Janos · 25/03/2007 12:46

if it doesn't make you feel good about yourself it just isn't worth having

This makes a lot of sense and I think that I just need to cut him off, no contact whatsoever, no response.

I don't like him that much, because the way he's behaved to me (and probably other women too, lets be honest) and I don't want him to drag me down.

OP posts:
Janos · 25/03/2007 12:57

Hmmm, seem to have lost my ability to format along with my common sense!

Thanks everyone.

OP posts:
1sue1 · 26/03/2007 21:50

Why not keep casually seeing him, as you have been doing, until the thing that keeps drawing you back to him has faded. There is nothing wrong with what you are doing, specially as you keep it seperate from your child.

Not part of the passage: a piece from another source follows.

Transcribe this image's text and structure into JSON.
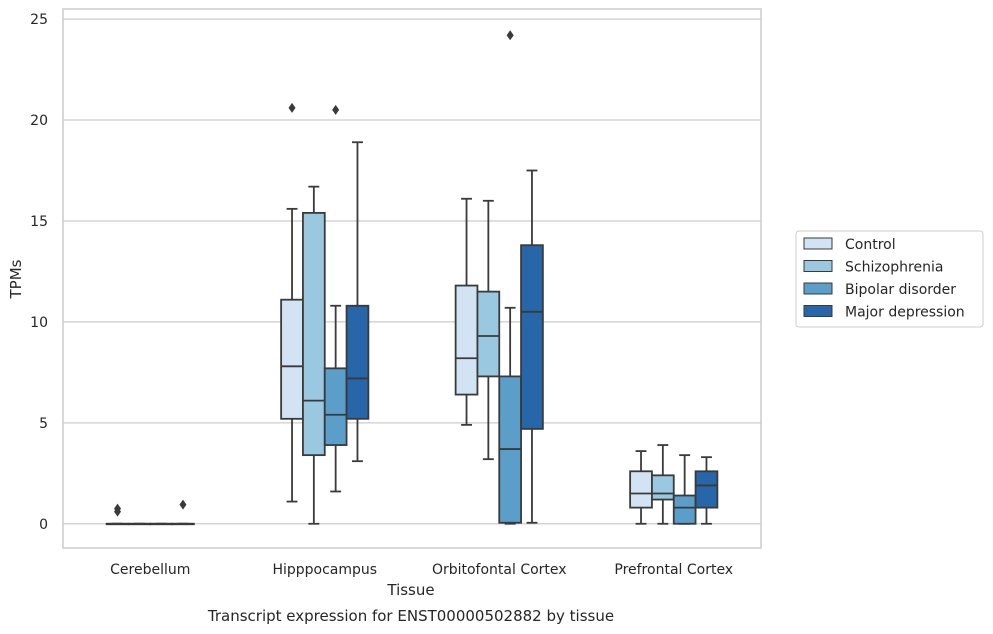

Look on him as a distraction and enjoy the attention...you'll go off him soon enough lol

madamez · 27/03/2007 09:43

The old sheet-of-paper method mihgt help - draw a line down the middle of a piece of paper and on one side write down all the good things about seeing him, on the other write down all the bad things. Seeing it in black and white can clear the mind.
Having said that, you're not actually doing anything wrong here. You're not responsible for his other relationships (at least, not so responsbile that you have to do more than ask him if he's decieving anyone). And, when one is a single mum, a bunk up now and again with a fit man is a treat like having a whole box of chocs or bottle of gin is a treat, so enjoy him for what he is.

Hathor · 27/03/2007 09:47

Start actively looking for someone you feel more respect for. Sounds like you deserve better than this compromise. Good Luck!

mummyluvsyoo · 27/03/2007 10:01

Hi Janos
Clearly you find this guy attractive and he has something about him that you lust after right? But going by his behaviour he obviously isn't marriage material.

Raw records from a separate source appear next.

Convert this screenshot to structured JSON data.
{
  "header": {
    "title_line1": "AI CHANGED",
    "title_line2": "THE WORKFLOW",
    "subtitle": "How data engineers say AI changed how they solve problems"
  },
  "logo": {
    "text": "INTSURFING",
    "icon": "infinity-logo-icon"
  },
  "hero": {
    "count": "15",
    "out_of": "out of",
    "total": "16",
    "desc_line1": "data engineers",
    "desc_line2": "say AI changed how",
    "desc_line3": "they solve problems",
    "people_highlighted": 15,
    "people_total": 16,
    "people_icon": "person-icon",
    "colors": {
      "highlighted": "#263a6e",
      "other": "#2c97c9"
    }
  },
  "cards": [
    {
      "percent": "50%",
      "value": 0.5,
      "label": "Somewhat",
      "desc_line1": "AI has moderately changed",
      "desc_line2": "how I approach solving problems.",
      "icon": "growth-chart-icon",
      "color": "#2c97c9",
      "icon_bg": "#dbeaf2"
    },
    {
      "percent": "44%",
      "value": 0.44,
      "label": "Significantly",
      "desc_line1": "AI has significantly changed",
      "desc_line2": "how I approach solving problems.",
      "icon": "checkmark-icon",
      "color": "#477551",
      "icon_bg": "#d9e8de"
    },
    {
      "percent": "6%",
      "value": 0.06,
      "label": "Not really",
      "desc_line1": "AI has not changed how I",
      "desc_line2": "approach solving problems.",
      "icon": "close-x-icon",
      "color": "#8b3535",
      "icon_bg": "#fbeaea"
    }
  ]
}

However, as long as you acknowledge that this is probably not the type of man you are going to end up settling down with, keep yourself protected, and continue to keep that side of your life away from your DS I don't see what the problem is.

Embrace this chapter of your life - have a fling and enjoy yourself, enjoy the passion, enjoy being with this gorgeous guy. Why should you feel guilty for having desires. You go girl!

Enjoy it while it lasts, then move on.